Marthin Luther mengatakan, gereja yang hidup adalah gereja yang bernyanyi. Untuk itu, di Minggu Kantate ini kembali kita diingatkan untuk kita bernyanyi bagi kemuliaan Allah. Bernyanyi bagi kemuliaan Allah berarti nyanyian kita terpusat pada Allah bukan terarah pada diri kita. Itu sebabnya kita perlu hati-hati, jangan sampai kita berdosa saat menaikkan pujian kepada Allah. Kenapa? Karena kita menaikkan pujian untuk memperlihatkan kepiawaian kita bernyanyi dan menonjolkan diri. Sebagai contoh, setelah kebaktian usai, seorang penyanyi rohani mendatangi seorang pendeta, dan bertanya: “Menurut bapak, suara saya tadi bagaimana? Bagus, khan?” Kita bisa berefleksi melalui pertanyaan ini. Masihkan Allah yang menjadi pusat atau sudah bergeser kepada penonjolan diri.
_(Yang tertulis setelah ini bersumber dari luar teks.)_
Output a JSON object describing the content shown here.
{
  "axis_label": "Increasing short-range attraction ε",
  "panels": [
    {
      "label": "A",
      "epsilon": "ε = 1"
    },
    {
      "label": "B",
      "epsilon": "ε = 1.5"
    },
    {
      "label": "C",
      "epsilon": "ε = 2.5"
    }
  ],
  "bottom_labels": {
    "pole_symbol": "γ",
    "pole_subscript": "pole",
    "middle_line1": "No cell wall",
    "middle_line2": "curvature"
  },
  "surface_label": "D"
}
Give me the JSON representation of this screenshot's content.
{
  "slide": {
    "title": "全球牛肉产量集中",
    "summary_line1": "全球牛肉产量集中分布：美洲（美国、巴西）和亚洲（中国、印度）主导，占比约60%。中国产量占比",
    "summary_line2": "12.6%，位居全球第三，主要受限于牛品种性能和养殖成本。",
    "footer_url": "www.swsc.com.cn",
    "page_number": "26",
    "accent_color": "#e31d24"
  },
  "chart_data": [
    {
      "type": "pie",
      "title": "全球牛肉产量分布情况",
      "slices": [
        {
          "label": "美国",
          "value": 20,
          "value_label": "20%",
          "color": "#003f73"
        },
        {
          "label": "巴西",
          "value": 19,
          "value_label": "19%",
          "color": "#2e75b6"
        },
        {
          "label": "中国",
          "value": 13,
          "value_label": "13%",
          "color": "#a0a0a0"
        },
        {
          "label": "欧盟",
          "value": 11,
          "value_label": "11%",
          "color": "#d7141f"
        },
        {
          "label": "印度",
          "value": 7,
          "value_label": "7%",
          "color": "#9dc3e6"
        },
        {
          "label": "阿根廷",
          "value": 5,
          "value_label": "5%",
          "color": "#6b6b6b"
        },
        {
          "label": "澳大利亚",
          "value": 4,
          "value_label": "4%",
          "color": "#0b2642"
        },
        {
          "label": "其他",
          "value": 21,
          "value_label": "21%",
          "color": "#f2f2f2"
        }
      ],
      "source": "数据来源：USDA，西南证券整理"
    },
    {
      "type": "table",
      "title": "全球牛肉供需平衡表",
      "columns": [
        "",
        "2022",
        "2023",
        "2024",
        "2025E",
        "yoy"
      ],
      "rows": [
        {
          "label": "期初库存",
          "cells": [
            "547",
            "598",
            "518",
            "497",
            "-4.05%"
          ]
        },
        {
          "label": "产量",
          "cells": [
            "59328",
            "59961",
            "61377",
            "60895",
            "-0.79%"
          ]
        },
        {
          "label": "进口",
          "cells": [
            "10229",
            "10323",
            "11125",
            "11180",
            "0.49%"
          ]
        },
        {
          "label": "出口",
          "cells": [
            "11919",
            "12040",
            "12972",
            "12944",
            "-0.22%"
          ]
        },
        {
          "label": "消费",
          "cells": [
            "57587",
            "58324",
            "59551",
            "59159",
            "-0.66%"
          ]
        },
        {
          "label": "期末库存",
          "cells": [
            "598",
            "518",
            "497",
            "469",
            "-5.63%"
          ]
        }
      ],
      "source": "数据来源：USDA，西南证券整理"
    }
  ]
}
Walaupun nyanyian kita terpusat pada Allah, untuk kemuliaan Allah,  bukan berarti bila kita tidak memuji Allah, maka hilang kemuliaan Allah. Bukan berarti Allah baru hadir jika kita memuji-Nya terlebih dahulu. Tanpa pujian kita pun, Dia tetap Allah yang mulia. Allah itu penuh kasih dan baik dan kita memuliakan Allah karena kasih dan kebaikanNya. Tapi tidak berarti Allah baik dn penuh kasih supaya kita memuliakan Dia. Itu salah. Allah sungguh sempurna, hingga tak membutuhkankan segala pujian kita. Tanpa puji-pujian kita, Allah pada hakikatnya memang sudah mulia. Kemuliaan Allah tidak bertambah hanya karena pujian kita. Marthin Luther pernah berkata, “Puji-pujian berguna untuk orang percaya, bukan untuk Tuhan” (Adiprasetya, 2016 :44).

Kiranya, Roh Kudus memampukan kita sehingga dengan segala kerendahan hati kita bernyanyi untuk kemuliaan Allah dan melalui nyanyian yang kita naikkan, kita semakin peka dan menghayati apa yang sudah Tuhan kerjakan dalam hidup kita dan dunia ini.